When Meridian Retail Group approached InsightCore in early 2024, they had a problem that was simultaneously expensive, measurable, and invisible: an 18% annual loyalty program churn rate that their analytics team could describe in retrospect but could not predict in advance.
Meridian operates 340 retail locations across 12 countries with a loyalty program serving 4.8 million active members. Their annual churn translated to roughly 864,000 members lapsing each year — members who, on average, had spent $210 in the previous 12 months. The retention problem was costing the business an estimated $180 million in recoverable lifetime value annually. The existing analytics team could tell leadership exactly how bad last year's churn was. They could not tell the customer success team which members were about to leave.
The Diagnostic Phase
InsightCore's implementation began with a four-week diagnostic phase focused on identifying the behavioral signals that preceded loyalty program lapse. Meridian had 36 months of transaction history, app engagement logs, email click data, support interactions, and store visit frequency by member. The raw data existed — it had simply never been assembled into a unified member profile and analyzed for churn signal.
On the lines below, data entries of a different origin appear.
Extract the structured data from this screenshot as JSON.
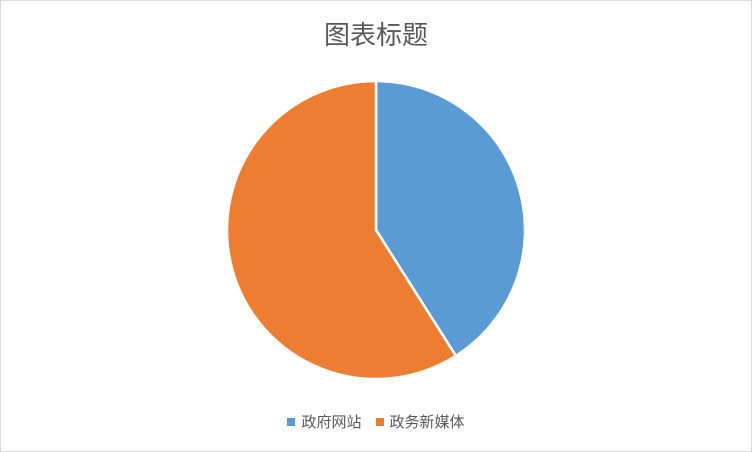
{
  "chart_data": {
    "type": "pie",
    "title": "图表标题",
    "categories": [
      "政府网站",
      "政务新媒体"
    ],
    "values": [
      41,
      59
    ],
    "colors": [
      "#5B9BD5",
      "#ED7D31"
    ],
    "legend": "bottom",
    "start_angle_deg": 0,
    "direction": "clockwise"
  }
}
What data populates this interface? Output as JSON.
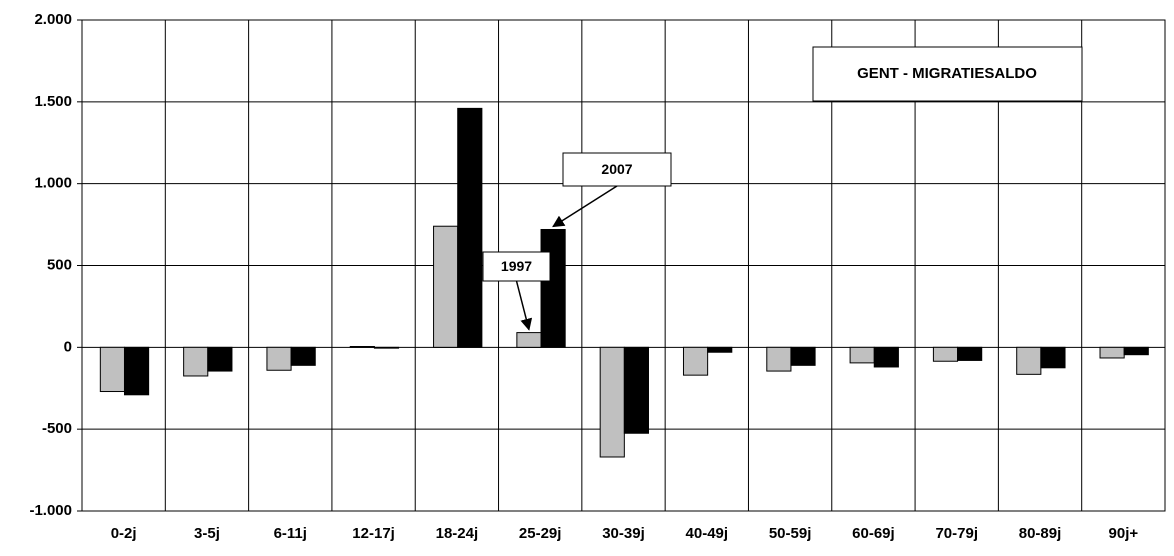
{
  "chart_data": {
    "type": "bar",
    "title": "GENT - MIGRATIESALDO",
    "categories": [
      "0-2j",
      "3-5j",
      "6-11j",
      "12-17j",
      "18-24j",
      "25-29j",
      "30-39j",
      "40-49j",
      "50-59j",
      "60-69j",
      "70-79j",
      "80-89j",
      "90j+"
    ],
    "series": [
      {
        "name": "1997",
        "color": "#c0c0c0",
        "values": [
          -270,
          -175,
          -140,
          5,
          740,
          90,
          -670,
          -170,
          -145,
          -95,
          -85,
          -165,
          -65
        ]
      },
      {
        "name": "2007",
        "color": "#000000",
        "values": [
          -290,
          -145,
          -110,
          -5,
          1460,
          720,
          -525,
          -30,
          -110,
          -120,
          -80,
          -125,
          -45
        ]
      }
    ],
    "ylim": [
      -1000,
      2000
    ],
    "yticks": [
      {
        "value": -1000,
        "label": "-1.000"
      },
      -500,
      0,
      500,
      {
        "value": 1000,
        "label": "1.000"
      },
      {
        "value": 1500,
        "label": "1.500"
      },
      {
        "value": 2000,
        "label": "2.000"
      }
    ],
    "grid": true
  }
}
The diagnostic surfaced several counterintuitive findings. First, the strongest predictors of churn were not purchase frequency or transaction value — they were behavioral inflection points: specifically, a reduction in app session frequency of more than 40% over a rolling 90-day window, combined with the absence of any points redemption in a 120-day period. Members exhibiting both signals had a 73% probability of lapsing within 60 days.
Second, the churn signal was different by member segment. High-value members (top 20% by lifetime spend) showed different behavioral patterns before lapsing than mid-tier members. They were more likely to have had an unresolved customer service interaction, and less likely to have received a personalized offer in the preceding quarter. Building separate models for each segment increased prediction accuracy by 18 percentage points compared to a single unified model.
Third, the intervention window was wider than the team had assumed. Popular intuition suggested that lapsing members had to be reached within days of their last purchase. The model revealed that for most segments, the predictive signal appeared 45-60 days before lapse — providing ample time for a thoughtful intervention sequence rather than a last-ditch retention offer.
Building the Predictive Model
InsightCore's AutoML engine evaluated fourteen model architectures against Meridian's historical data, ultimately selecting a gradient boosting model with 47 input features for the primary segments and a logistic regression model for the long-tail of infrequent purchasers where training data was limited.
The feature engineering step was critical. Raw transaction counts and recency scores had limited predictive power. What mattered were derived features: rate of change in visit frequency, ratio of redemptions to earned points, time-since-last app engagement relative to cohort average, and cross-category purchase breadth (members who purchase across multiple product categories churn at significantly lower rates than single-category purchasers).
Model validation used a 6-month holdout period — intentionally chosen to span a major seasonal event — to test whether the model's predictions were genuinely robust or merely capturing seasonal patterns. The model achieved 74% recall on actual churners in the holdout set with a false-positive rate of 22%. In the context of a loyalty intervention program where the cost of a false positive is a modestly discounted offer sent to a healthy member, this precision-recall tradeoff was comfortably acceptable.
The Intervention Architecture
Prediction without intervention is just a more expensive form of reporting. Meridian's customer success team designed a three-step intervention sequence triggered automatically when a member crossed the model's churn probability threshold:
At 45 days before predicted lapse, a personalized reengagement email was sent with curated product recommendations based on purchase history. No discount was offered at this stage — the signal was used only to trigger relevance-optimized content. Open rates on this triggered email were 2.3x higher than Meridian's standard newsletter, confirming that the model was identifying members who had not yet mentally disengaged.
At 30 days before predicted lapse, members who had not engaged with the first email received a push notification with a targeted points bonus offer (earn 3x points on their next purchase). The offer was personalized to the category where each member had historically shown the highest purchase probability.
At 15 days before predicted lapse, members who had still not engaged received a direct outreach from a member services representative — automated message for mid-tier members, personal phone outreach for high-value members — with a retention-specific offer calibrated to the member's estimated lifetime value.
Results After 12 Months
After 12 months of live deployment, Meridian's overall loyalty churn rate had declined from 18% to 11% — a 39% relative reduction. The model was identifying at-risk members with consistent accuracy, and the intervention sequence was converting approximately 38% of reached members who would otherwise have lapsed.
The financial impact was direct and measurable. At an average recovery value of $210 per retained member, and with approximately 220,000 members retained through the program in year one, the gross recovered ARR was $46.2 million against a total program cost — including InsightCore licensing, implementation, and offer redemption — of approximately $43 million. That is a year-one return before accounting for lifetime value multiplication: a retained loyalty member typically returns 2.4x their immediate-year spend in subsequent years.
More importantly, the program created a flywheel: each cohort of retained members provided new training data that improved subsequent model iterations. The churn prediction model running today is 12 accuracy points better than the model deployed at launch, with no additional feature engineering — purely the result of 12 additional months of labeled outcomes being used for continuous retraining.